How automation can streamline multi-cloud management

How automation can streamline multi-cloud management

Hope Powers, Vice President – ANZ, Dynatrace, explains how to increase rates of automation of manual tasks can streamline multi-cloud management.

Cloud computing platforms have grown to become an integral component of many organization’s IT infrastructures. The flexibility and cost savings they offer have made them a compelling choice.

Hope Powers, Vice President – ANZ, at Dynatrace

Increasingly, however, organizations are coming to realize that their cloud requirements cannot be adequately served by a single provider. They are migrating their digital resources on to multiple clouds, each best suited to a particular workload.

This trend is causing the overall pace of cloud adoption to increase. Indeed, research company IDC forecasts that total worldwide spending on cloud services will top US$1.3 trillion by 2025.

Growing complexity

While making use of multiple clouds can deliver significant technical and business benefits, they come at the cost of increased complexity. IT teams find themselves having to manage different workloads in different environments and ensuring everything functions as a cohesive whole.

IT operations (ITOps) teams find they have to spend more time on day-to-day management rather than focusing their attention on more innovative projects. Dynatrace research has found ITOps teams spend almost half (42%) of their time on manual, routine work ‘just to keep the lights on’ across their infrastructure.

Clearly a more sustainable approach to infrastructure management is required. The approach needs to be one that improves visibility of multi-cloud environments and automates many manual tasks to free up IT teams.

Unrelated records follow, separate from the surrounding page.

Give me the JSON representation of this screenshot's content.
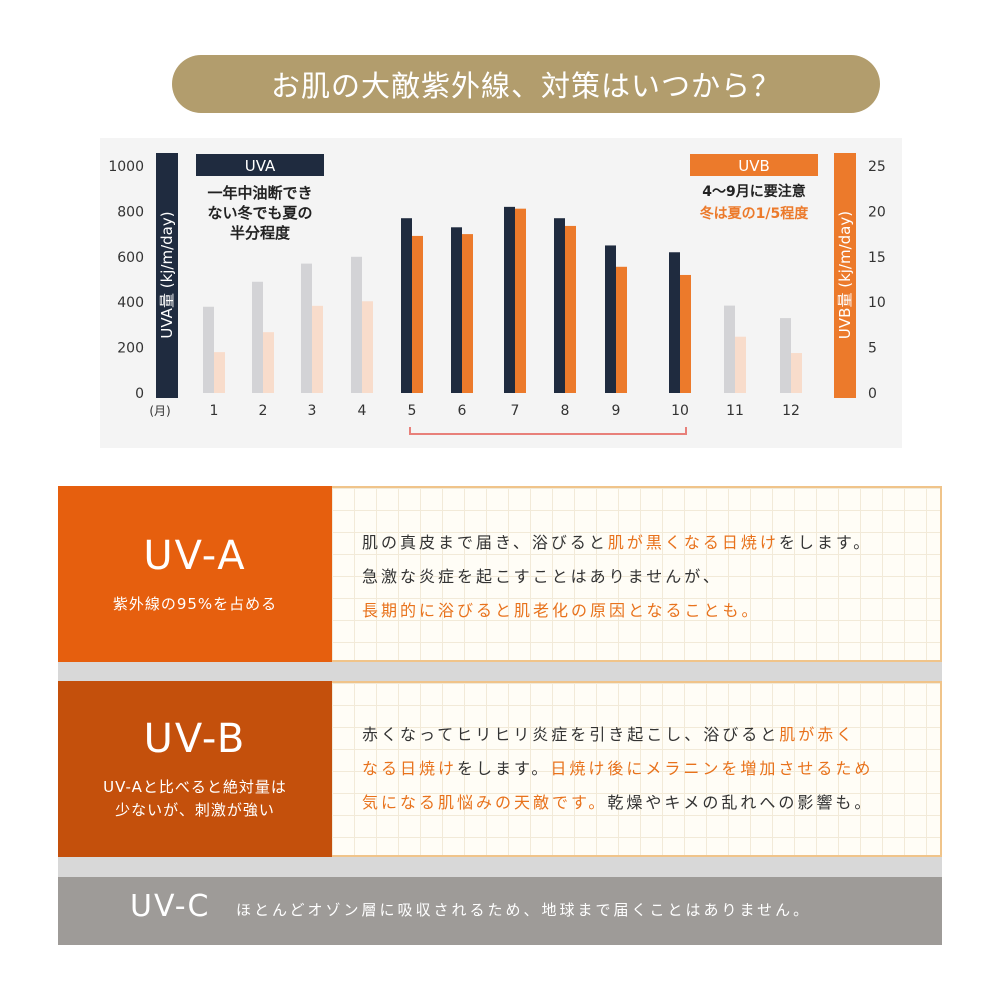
{
  "title": "お肌の大敵紫外線、対策はいつから？",
  "chart_data": {
    "type": "bar",
    "categories": [
      "1",
      "2",
      "3",
      "4",
      "5",
      "6",
      "7",
      "8",
      "9",
      "10",
      "11",
      "12"
    ],
    "x_unit_label": "(月)",
    "series": [
      {
        "name": "UVA",
        "axis": "left",
        "values": [
          380,
          490,
          570,
          600,
          770,
          730,
          820,
          770,
          650,
          620,
          385,
          330
        ]
      },
      {
        "name": "UVB",
        "axis": "right",
        "values": [
          4.5,
          6.7,
          9.6,
          10.1,
          17.3,
          17.5,
          20.3,
          18.4,
          13.9,
          13.0,
          6.2,
          4.4
        ]
      }
    ],
    "ylabel": "UVA量 (kj/m/day)",
    "ylim": [
      0,
      1000
    ],
    "yticks": [
      "0",
      "200",
      "400",
      "600",
      "800",
      "1000"
    ],
    "y2label": "UVB量 (kj/m/day)",
    "y2lim": [
      0,
      25
    ],
    "y2ticks": [
      "0",
      "5",
      "10",
      "15",
      "20",
      "25"
    ],
    "highlight_months": [
      5,
      10
    ],
    "colors": {
      "uva_strong": "#1f2b3f",
      "uva_faded": "#d3d3d6",
      "uvb_strong": "#ec7a2b",
      "uvb_faded": "#f8dccb",
      "bracket": "#e8807a"
    },
    "uva_note": {
      "badge": "UVA",
      "lines": [
        "一年中油断でき",
        "ない冬でも夏の",
        "半分程度"
      ]
    },
    "uvb_note": {
      "badge": "UVB",
      "line1": "4～9月に要注意",
      "line2": "冬は夏の1/5程度"
    }
  },
  "uva": {
    "name": "UV-A",
    "sub": "紫外線の95%を占める",
    "lines": [
      [
        {
          "t": "肌の真皮まで届き、浴びると"
        },
        {
          "t": "肌が黒くなる日焼け",
          "hl": true
        },
        {
          "t": "をします。"
        }
      ],
      [
        {
          "t": "急激な炎症を起こすことはありませんが、"
        }
      ],
      [
        {
          "t": "長期的に浴びると肌老化の原因となることも。",
          "hl": true
        }
      ]
    ]
  },
  "uvb": {
    "name": "UV-B",
    "sub1": "UV-Aと比べると絶対量は",
    "sub2": "少ないが、刺激が強い",
    "lines": [
      [
        {
          "t": "赤くなってヒリヒリ炎症を引き起こし、浴びると"
        },
        {
          "t": "肌が赤く",
          "hl": true
        }
      ],
      [
        {
          "t": "なる日焼け",
          "hl": true
        },
        {
          "t": "をします。"
        },
        {
          "t": "日焼け後にメラニンを増加させるため",
          "hl": true
        }
      ],
      [
        {
          "t": "気になる肌悩みの天敵です。",
          "hl": true
        },
        {
          "t": "乾燥やキメの乱れへの影響も。"
        }
      ]
    ]
  },
  "uvc": {
    "name": "UV-C",
    "text": "ほとんどオゾン層に吸収されるため、地球まで届くことはありません。"
  }
}
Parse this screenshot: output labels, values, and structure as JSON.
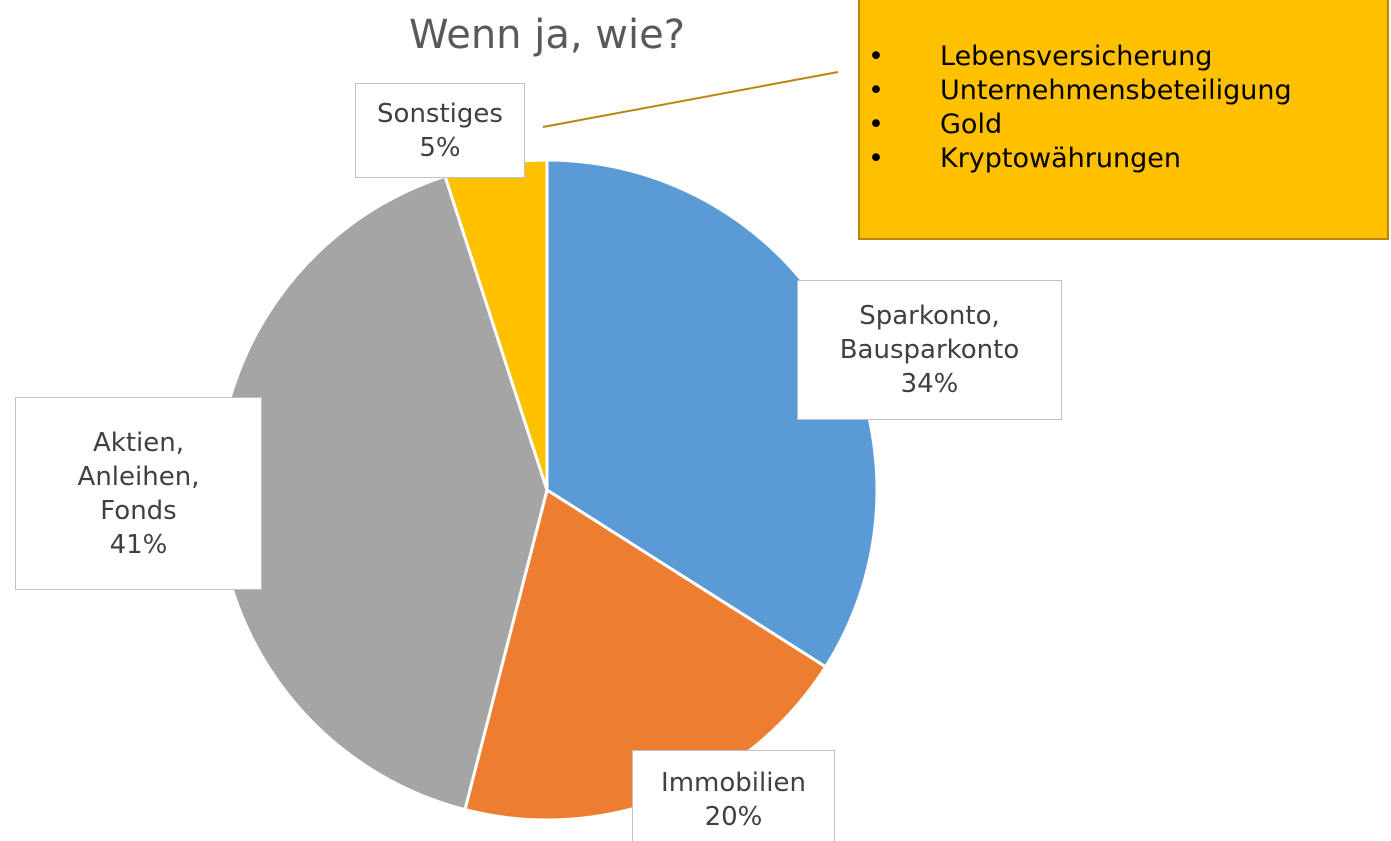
{
  "chart_data": {
    "type": "pie",
    "title": "Wenn ja, wie?",
    "categories": [
      "Sparkonto, Bausparkonto",
      "Immobilien",
      "Aktien, Anleihen, Fonds",
      "Sonstiges"
    ],
    "values": [
      34,
      20,
      41,
      5
    ],
    "value_labels": [
      "34%",
      "20%",
      "41%",
      "5%"
    ],
    "colors": [
      "#5b9bd5",
      "#ed7d31",
      "#a5a5a5",
      "#ffc000"
    ],
    "annotation": {
      "items": [
        "Lebensversicherung",
        "Unternehmensbeteiligung",
        "Gold",
        "Kryptowährungen"
      ]
    }
  }
}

Increased complexity can also have a detrimental impact on the customer experience. If outages are occurring on a more regular basis or overall performance declines, customers are more likely to seek an alternative.

For this reason, it is vital that IT teams have complete visibility of their organization’s entire IT infrastructure. Unfortunately, in many cases, this visibility has so far proved to be elusive and much more work is still required.

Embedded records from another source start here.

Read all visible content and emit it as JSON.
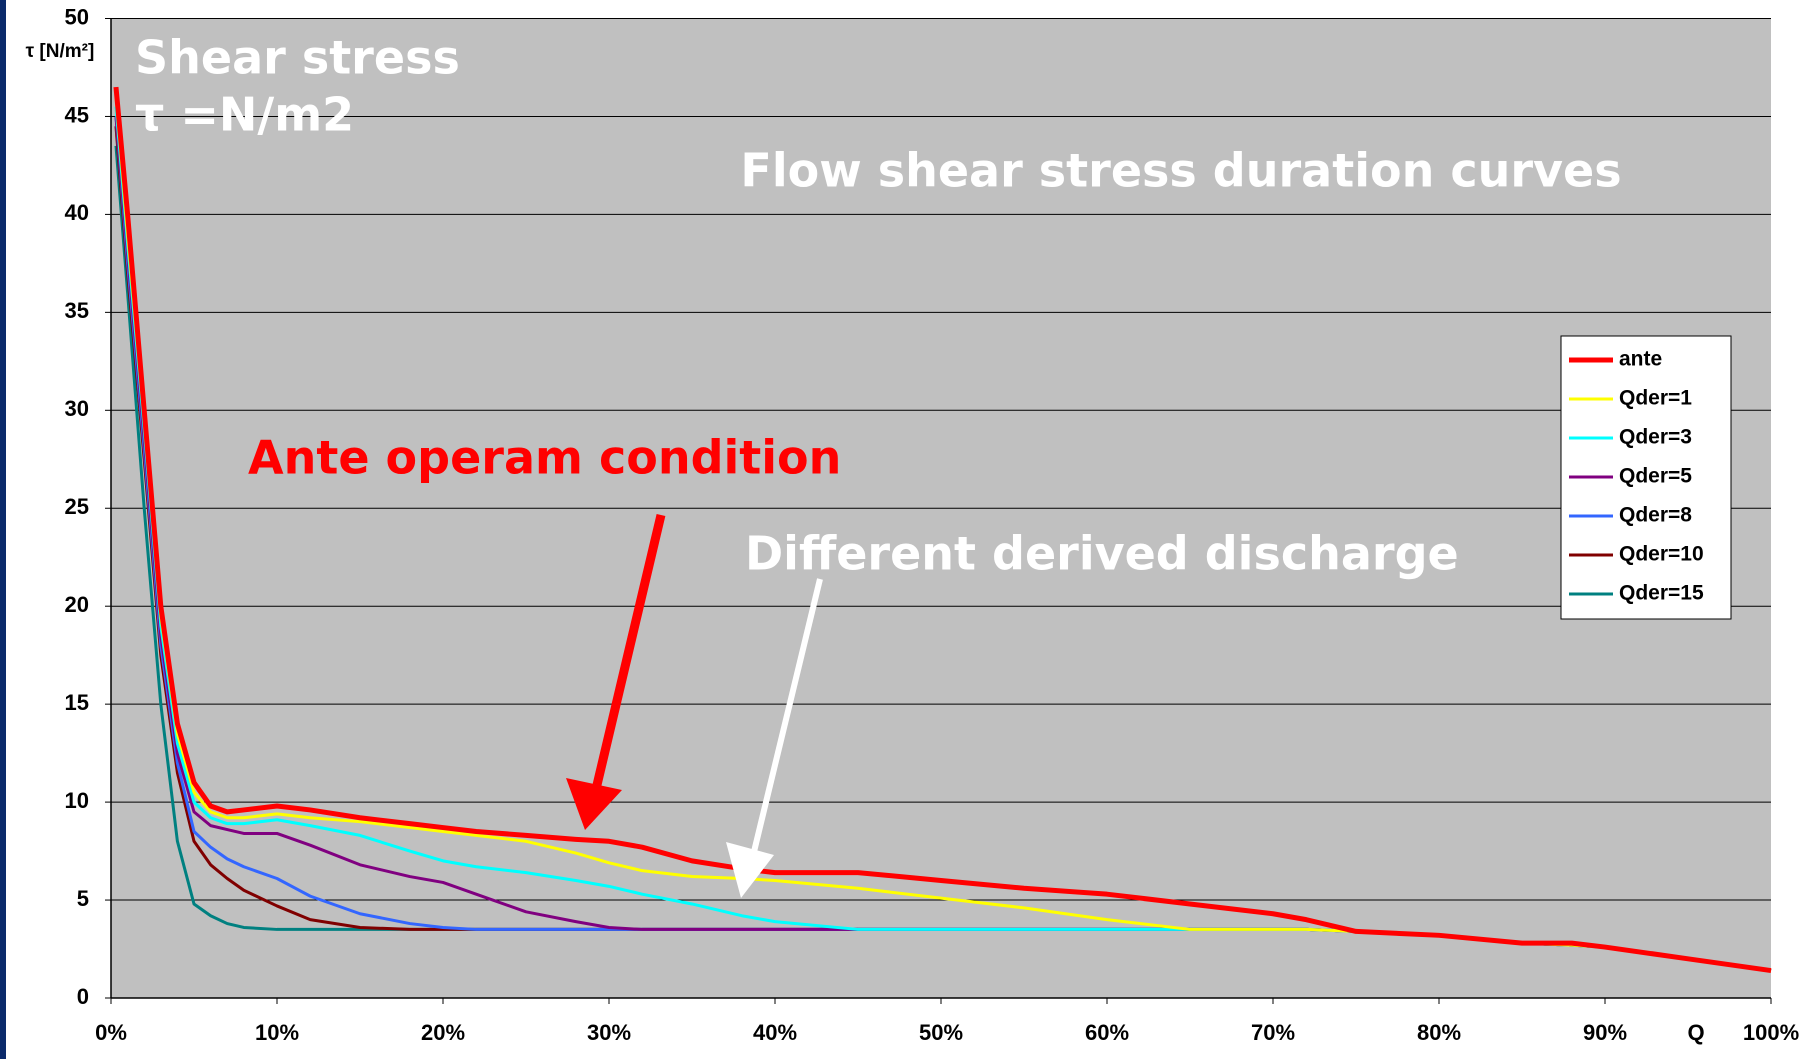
{
  "chart_data": {
    "type": "line",
    "title": "Flow shear stress duration curves",
    "y_label": "τ [N/m²]",
    "x_label": "Q",
    "annotations": [
      "Shear stress",
      "τ =N/m2",
      "Ante operam condition",
      "Different derived discharge"
    ],
    "x": [
      0.3,
      1,
      2,
      3,
      4,
      5,
      6,
      7,
      8,
      10,
      12,
      15,
      18,
      20,
      22,
      25,
      28,
      30,
      32,
      35,
      38,
      40,
      45,
      50,
      55,
      60,
      65,
      70,
      72,
      75,
      80,
      85,
      88,
      90,
      95,
      100
    ],
    "series": [
      {
        "name": "ante",
        "color": "#ff0000",
        "values": [
          46.5,
          40,
          30,
          20,
          14,
          11,
          9.8,
          9.5,
          9.6,
          9.8,
          9.6,
          9.2,
          8.9,
          8.7,
          8.5,
          8.3,
          8.1,
          8.0,
          7.7,
          7.0,
          6.6,
          6.4,
          6.4,
          6.0,
          5.6,
          5.3,
          4.8,
          4.3,
          4.0,
          3.4,
          3.2,
          2.8,
          2.8,
          2.6,
          2.0,
          1.4
        ]
      },
      {
        "name": "Qder=1",
        "color": "#ffff00",
        "values": [
          46,
          39,
          29.5,
          19.5,
          13.5,
          10.5,
          9.5,
          9.2,
          9.2,
          9.4,
          9.2,
          9.0,
          8.7,
          8.5,
          8.3,
          8.0,
          7.4,
          6.9,
          6.5,
          6.2,
          6.1,
          6.0,
          5.6,
          5.1,
          4.6,
          4.0,
          3.5,
          3.5,
          3.5,
          3.4,
          3.2,
          2.8,
          2.7,
          2.6,
          2.0,
          1.4
        ]
      },
      {
        "name": "Qder=3",
        "color": "#00ffff",
        "values": [
          45.5,
          38.5,
          29,
          19,
          13,
          10,
          9.2,
          8.9,
          8.9,
          9.1,
          8.8,
          8.3,
          7.5,
          7.0,
          6.7,
          6.4,
          6.0,
          5.7,
          5.3,
          4.8,
          4.2,
          3.9,
          3.5,
          3.5,
          3.5,
          3.5,
          3.5,
          3.5,
          3.5,
          3.4,
          3.2,
          2.8,
          2.7,
          2.6,
          2.0,
          1.4
        ]
      },
      {
        "name": "Qder=5",
        "color": "#800080",
        "values": [
          45,
          38,
          28.5,
          18.5,
          12.5,
          9.5,
          8.8,
          8.6,
          8.4,
          8.4,
          7.8,
          6.8,
          6.2,
          5.9,
          5.3,
          4.4,
          3.9,
          3.6,
          3.5,
          3.5,
          3.5,
          3.5,
          3.5,
          3.5,
          3.5,
          3.5,
          3.5,
          3.5,
          3.5,
          3.4,
          3.2,
          2.8,
          2.7,
          2.6,
          2.0,
          1.4
        ]
      },
      {
        "name": "Qder=8",
        "color": "#3366ff",
        "values": [
          45,
          37.5,
          28,
          18,
          12,
          8.5,
          7.7,
          7.1,
          6.7,
          6.1,
          5.2,
          4.3,
          3.8,
          3.6,
          3.5,
          3.5,
          3.5,
          3.5,
          3.5,
          3.5,
          3.5,
          3.5,
          3.5,
          3.5,
          3.5,
          3.5,
          3.5,
          3.5,
          3.5,
          3.4,
          3.2,
          2.8,
          2.7,
          2.6,
          2.0,
          1.4
        ]
      },
      {
        "name": "Qder=10",
        "color": "#800000",
        "values": [
          44.5,
          37,
          27.5,
          17.5,
          11.5,
          8,
          6.8,
          6.1,
          5.5,
          4.7,
          4.0,
          3.6,
          3.5,
          3.5,
          3.5,
          3.5,
          3.5,
          3.5,
          3.5,
          3.5,
          3.5,
          3.5,
          3.5,
          3.5,
          3.5,
          3.5,
          3.5,
          3.5,
          3.5,
          3.4,
          3.2,
          2.8,
          2.7,
          2.6,
          2.0,
          1.4
        ]
      },
      {
        "name": "Qder=15",
        "color": "#008080",
        "values": [
          43.5,
          36,
          25,
          15,
          8,
          4.8,
          4.2,
          3.8,
          3.6,
          3.5,
          3.5,
          3.5,
          3.5,
          3.5,
          3.5,
          3.5,
          3.5,
          3.5,
          3.5,
          3.5,
          3.5,
          3.5,
          3.5,
          3.5,
          3.5,
          3.5,
          3.5,
          3.5,
          3.5,
          3.4,
          3.2,
          2.8,
          2.7,
          2.6,
          2.0,
          1.4
        ]
      }
    ],
    "xlim": [
      0,
      100
    ],
    "xticks": [
      {
        "value": 0,
        "label": "0%"
      },
      {
        "value": 10,
        "label": "10%"
      },
      {
        "value": 20,
        "label": "20%"
      },
      {
        "value": 30,
        "label": "30%"
      },
      {
        "value": 40,
        "label": "40%"
      },
      {
        "value": 50,
        "label": "50%"
      },
      {
        "value": 60,
        "label": "60%"
      },
      {
        "value": 70,
        "label": "70%"
      },
      {
        "value": 80,
        "label": "80%"
      },
      {
        "value": 90,
        "label": "90%"
      },
      {
        "value": 100,
        "label": "100%"
      }
    ],
    "ylim": [
      0,
      50
    ],
    "yticks": [
      0,
      5,
      10,
      15,
      20,
      25,
      30,
      35,
      40,
      45,
      50
    ],
    "grid": true,
    "legend": "right"
  }
}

The challenge of management

The management challenges caused by the adoption of a multi-cloud strategy occur for a range of reasons.

Firstly, each cloud platform comes with its own native monitoring tools, such as Amazon CloudWatch or Azure Monitor. ITOps teams therefore need to learn to operate an increasing number of monitoring tools, each with its own unique features.

These tools also need to be layered on top of traditional monitoring solutions to track activity across the entire infrastructure. Dynatrace research has found that, on average, organizations rely on seven different monitoring solutions to manage their multi-cloud environments.

The Kubernetes factor

A second factor that makes observability more elusive is the frequency of change within multi-cloud environments. While platforms such as Kubernetes give organizations the ability to scale their multi-cloud resources rapidly to match demand, the constant change makes it difficult for teams to monitor and manage performance effectively.

Typical Kubernetes environments also produce large volumes of data, which is impossible for ITOps teams to sift through manually. Adding further complexity, in their efforts to alleviate ‘tool sprawl’, teams often adopt a DIY approach to infrastructure monitoring, using open-source observability solutions to stitch together multiple tools. This generates wasted manual effort and is difficult to maintain.

Automation is the key

The answer to overcoming these challenges is to increase rates of automation of manual tasks. This will empower IT teams with a new approach to infrastructure monitoring, harnessing AIOps (Artificial Intelligence for IT operations) to streamline processes.

Taking this approach will eliminate blind spots by continuously discovering and instrumenting multi-cloud infrastructure as an organization’s IT environment changes. As a result, IT teams can achieve end-to-end observability without needing to invest time and effort in manual monitoring processes.

The approach will also help to automatically triage alerts and query observability data to surface the precise insights that IT teams need to deliver reliable digital experiences to users and customers. With this approach, AIOps can enable teams to understand the cause of any issues across a multi-cloud infrastructure and prioritize issues by business impact.

This, in turn, means that IT teams can focus on solving critical issues first and then focus effort on tasks that accelerate an organization’s Digital Transformation. Yet this will only be possible if the teams can consolidate observability data in one place. A consolidated view creates a single source of truth that provides the full context needed to drive effective automation.

Supporting innovation

As organizations continue their adoption of multi-cloud IT architectures, ensuring that their overall IT infrastructure is running smoothly is becoming critical to supporting both internal activity and customer services.

By embracing automation and putting it to work across the IT infrastructure, IT teams can ensure all systems are operating at maximum efficiency at all times. Then, the business benefits promised by a multi-cloud strategy will have been realized.